Choosing the path of right or wrong is the discretion of an individual. The book also aims at teaching people about salvation and the need to have faith. In the day-to-day interactions, people are always facing various challenges that may hinder them from entering the kingdom of Heaven.
Therefore, the book is an encouragement to the Christian faithful not to give up the fight. The journey has many challenges that may make them give up the fight. The barriers that may hinder them from entering the kingdom include failure to show love, failure to forgive, being so proud, and jealousy among other behaviors that are perceived to be against the will of God. Society sometimes is torn between parts.
The ideologies that people have are different thus affecting the way they live with each other. They cause distractions that otherwise would have been avoided. The book is written in line with the historical happenings during the 20th century. People should be guided by moral values that aim at upholding to unity.
Likewise, states and governments should pursue spiritual liberation. However, the approach that Lewis took is biased in some way. He did not factor in the concerns of the atheists. People who do not believe in the existence of heaven and life after death may not agree with the idea postulated by Lewis. It is aligned towards the lives of believers and nonbelievers. The Christian faithful people are depicted as kind-hearted, noble, honest, and selfless.

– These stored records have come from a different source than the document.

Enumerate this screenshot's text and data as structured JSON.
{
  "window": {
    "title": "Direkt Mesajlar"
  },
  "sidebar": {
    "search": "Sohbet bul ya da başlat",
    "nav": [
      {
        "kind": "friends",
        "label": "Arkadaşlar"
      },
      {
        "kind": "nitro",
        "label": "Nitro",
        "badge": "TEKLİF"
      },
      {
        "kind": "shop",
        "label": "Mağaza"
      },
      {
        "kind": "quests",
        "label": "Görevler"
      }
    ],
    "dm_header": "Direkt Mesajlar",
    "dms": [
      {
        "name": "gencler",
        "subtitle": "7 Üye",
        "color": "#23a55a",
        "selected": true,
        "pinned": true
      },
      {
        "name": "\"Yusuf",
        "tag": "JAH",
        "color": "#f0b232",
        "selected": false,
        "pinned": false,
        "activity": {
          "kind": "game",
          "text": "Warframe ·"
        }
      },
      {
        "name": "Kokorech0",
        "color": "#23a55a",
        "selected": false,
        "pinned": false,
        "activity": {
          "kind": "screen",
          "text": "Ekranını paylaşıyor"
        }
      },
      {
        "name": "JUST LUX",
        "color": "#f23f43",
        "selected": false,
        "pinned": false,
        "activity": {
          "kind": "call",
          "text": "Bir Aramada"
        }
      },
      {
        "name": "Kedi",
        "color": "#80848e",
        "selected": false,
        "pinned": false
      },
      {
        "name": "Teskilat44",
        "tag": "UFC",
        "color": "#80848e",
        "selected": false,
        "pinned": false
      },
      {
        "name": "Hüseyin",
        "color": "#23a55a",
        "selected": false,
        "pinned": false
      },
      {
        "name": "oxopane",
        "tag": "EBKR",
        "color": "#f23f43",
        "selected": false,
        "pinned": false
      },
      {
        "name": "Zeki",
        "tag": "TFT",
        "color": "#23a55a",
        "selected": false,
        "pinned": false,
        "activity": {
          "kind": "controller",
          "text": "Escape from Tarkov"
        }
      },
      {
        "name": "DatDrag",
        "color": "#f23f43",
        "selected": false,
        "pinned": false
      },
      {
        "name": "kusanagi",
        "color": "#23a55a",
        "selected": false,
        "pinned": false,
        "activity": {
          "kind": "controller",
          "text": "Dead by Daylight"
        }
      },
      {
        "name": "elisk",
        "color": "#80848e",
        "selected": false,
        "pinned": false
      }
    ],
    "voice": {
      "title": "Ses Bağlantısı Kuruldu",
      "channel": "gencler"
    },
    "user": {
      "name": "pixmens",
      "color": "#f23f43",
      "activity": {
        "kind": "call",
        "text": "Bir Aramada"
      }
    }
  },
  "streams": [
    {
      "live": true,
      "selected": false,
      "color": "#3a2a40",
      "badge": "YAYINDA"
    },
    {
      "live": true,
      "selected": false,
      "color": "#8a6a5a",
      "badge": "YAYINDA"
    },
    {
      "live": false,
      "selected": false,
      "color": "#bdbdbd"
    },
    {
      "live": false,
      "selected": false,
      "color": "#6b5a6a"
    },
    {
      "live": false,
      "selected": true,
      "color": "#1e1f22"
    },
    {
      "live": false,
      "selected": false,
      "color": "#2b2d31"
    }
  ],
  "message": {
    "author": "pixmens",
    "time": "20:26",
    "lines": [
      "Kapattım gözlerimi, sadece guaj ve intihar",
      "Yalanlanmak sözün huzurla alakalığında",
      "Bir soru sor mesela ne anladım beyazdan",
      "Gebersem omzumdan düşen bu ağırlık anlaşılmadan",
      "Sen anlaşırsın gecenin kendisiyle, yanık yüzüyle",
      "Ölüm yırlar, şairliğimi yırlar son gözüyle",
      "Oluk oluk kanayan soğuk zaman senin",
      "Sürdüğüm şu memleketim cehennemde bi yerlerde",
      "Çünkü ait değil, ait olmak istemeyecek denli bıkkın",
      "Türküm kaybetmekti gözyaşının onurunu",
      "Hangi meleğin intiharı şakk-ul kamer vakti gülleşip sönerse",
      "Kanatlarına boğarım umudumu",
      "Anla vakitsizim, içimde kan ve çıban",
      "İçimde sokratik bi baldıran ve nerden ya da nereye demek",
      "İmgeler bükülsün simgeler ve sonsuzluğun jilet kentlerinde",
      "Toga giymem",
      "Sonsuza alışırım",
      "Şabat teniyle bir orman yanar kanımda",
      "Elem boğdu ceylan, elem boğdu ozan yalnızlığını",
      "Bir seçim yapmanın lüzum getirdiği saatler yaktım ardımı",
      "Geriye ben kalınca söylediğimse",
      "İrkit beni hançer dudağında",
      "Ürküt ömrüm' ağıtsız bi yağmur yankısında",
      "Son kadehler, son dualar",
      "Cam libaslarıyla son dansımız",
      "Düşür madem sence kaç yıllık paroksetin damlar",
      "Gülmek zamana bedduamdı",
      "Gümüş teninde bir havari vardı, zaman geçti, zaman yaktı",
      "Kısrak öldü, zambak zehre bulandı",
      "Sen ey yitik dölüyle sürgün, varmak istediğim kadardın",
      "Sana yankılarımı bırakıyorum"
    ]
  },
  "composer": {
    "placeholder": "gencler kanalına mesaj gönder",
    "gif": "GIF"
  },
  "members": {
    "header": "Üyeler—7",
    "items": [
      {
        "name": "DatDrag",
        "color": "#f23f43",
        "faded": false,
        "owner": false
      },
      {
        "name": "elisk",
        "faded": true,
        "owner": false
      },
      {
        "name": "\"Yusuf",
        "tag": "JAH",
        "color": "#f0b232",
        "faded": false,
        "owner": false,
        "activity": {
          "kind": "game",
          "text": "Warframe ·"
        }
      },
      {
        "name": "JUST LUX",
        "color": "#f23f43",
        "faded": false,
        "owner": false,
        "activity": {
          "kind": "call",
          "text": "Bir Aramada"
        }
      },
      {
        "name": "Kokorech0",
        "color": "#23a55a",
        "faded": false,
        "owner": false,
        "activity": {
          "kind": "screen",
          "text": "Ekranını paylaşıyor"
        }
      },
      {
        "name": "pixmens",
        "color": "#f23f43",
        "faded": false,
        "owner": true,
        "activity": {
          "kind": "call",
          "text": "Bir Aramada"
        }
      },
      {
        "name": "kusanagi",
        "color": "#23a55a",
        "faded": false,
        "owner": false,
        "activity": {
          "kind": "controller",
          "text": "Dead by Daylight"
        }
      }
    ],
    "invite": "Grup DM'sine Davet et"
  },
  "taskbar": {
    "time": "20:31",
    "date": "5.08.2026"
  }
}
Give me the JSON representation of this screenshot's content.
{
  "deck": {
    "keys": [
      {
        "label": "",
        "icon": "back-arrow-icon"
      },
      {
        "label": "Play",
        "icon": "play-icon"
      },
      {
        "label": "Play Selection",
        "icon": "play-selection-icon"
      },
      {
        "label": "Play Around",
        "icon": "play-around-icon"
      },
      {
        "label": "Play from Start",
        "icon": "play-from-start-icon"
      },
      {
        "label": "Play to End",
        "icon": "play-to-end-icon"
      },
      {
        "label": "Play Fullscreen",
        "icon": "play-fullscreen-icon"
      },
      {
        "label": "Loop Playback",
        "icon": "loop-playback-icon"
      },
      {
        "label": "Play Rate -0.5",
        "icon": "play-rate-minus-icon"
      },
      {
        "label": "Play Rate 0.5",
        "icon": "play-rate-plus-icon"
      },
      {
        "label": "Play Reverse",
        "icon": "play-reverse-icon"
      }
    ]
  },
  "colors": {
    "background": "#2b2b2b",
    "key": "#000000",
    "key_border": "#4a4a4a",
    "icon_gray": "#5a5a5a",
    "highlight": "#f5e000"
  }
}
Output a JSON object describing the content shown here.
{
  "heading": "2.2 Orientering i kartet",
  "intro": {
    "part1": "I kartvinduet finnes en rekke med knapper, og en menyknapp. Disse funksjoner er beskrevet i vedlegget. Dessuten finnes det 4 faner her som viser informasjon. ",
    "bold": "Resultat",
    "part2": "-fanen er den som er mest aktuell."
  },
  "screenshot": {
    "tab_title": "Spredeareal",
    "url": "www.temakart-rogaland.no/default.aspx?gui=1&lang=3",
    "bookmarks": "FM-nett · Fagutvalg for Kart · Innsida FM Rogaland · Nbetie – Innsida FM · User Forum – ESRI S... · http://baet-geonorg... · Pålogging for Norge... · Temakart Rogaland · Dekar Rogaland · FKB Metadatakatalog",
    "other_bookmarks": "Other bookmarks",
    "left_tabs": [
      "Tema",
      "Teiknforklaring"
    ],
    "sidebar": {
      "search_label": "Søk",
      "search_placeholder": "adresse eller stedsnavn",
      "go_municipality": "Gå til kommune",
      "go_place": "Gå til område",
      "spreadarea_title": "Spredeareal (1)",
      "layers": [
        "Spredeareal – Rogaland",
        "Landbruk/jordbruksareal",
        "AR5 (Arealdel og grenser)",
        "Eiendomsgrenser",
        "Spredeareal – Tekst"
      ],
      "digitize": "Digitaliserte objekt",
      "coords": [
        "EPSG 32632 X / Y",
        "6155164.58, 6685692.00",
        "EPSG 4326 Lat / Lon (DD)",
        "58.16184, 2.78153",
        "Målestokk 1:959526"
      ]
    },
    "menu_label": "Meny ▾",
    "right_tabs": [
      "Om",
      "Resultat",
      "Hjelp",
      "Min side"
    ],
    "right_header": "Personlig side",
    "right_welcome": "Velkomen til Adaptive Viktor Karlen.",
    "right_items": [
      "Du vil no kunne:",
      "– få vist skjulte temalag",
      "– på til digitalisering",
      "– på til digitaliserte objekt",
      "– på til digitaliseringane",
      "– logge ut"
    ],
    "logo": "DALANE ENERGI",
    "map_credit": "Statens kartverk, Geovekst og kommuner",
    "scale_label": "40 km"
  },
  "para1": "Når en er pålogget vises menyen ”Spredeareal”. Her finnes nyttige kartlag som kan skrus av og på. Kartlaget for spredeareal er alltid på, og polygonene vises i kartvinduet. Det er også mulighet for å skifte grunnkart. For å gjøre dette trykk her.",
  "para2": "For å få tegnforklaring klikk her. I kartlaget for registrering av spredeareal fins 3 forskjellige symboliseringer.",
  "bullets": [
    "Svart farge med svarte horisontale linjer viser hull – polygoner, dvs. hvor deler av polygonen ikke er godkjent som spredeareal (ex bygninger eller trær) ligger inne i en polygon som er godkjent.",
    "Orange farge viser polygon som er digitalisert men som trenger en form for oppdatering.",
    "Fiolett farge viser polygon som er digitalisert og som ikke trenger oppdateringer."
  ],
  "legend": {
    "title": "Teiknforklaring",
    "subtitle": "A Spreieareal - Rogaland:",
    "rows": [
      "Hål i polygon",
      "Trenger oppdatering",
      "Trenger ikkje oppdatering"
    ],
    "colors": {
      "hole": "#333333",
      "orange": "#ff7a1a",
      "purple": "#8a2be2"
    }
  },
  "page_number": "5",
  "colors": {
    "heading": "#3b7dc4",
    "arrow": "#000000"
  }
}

On the other hand, nonbelievers are portrayed as people that are selfish, evil, and insincere. This portrayal of the two groups of people may elicit animosity and hatred among people in the society. For instance, the atheists, having been depicted negatively, may have a bad relationship with their Christian faithful. Therefore, instead of cementing the positive coexistence, the author was in a way widening the relationships between the two.
However, regardless of the author’s inclination about hell and heaven, he reveals the pleasant fantasies that people will continue to ponder upon reading the masterwork. The biblical views about the coming of savior are perceived differently by embers of the society. Questions arise when Lewis contends that no punishment is in hell.
This therefore may have implied that the moral deeds of people could not be anything that matters. The basis of this argument is that God may not create human beings and at the same time require them to suffer. Nevertheless, the author presents this imagination as an allegory that should not be taken as literary.
Therefore, through the book, the author has spoken to many people who may have lost hope. His allegory and dream story are clear indications of what the bible says. The right choices will lead people into the right direction, which is heaven while the wrong decisions will lead them to hell. Therefore, for any person who has heaven as his/her destiny ought to have an added advantage upon reading the fascinating masterwork.
Raiger, Michael. “The Place of the Self in C. S. Lewis’s ‘The Great Divorce’.” Logos: A Journal of Catholic Thought & Culture 13.2(2010): 109-131. Print.
Staples, Lewis. The Great Divorce. New York: Macmillan Co., 1946. Print.
Staples, Lewis. Foundation: Chronology of the life of C.S., 2009. Web.
Watson, Thomas. “Enlarging Augustinian systems: C.S. Lewis‘ The Great Divorce and Till We Have Faces.” Renascence 46.3(1994): 163-164. Print.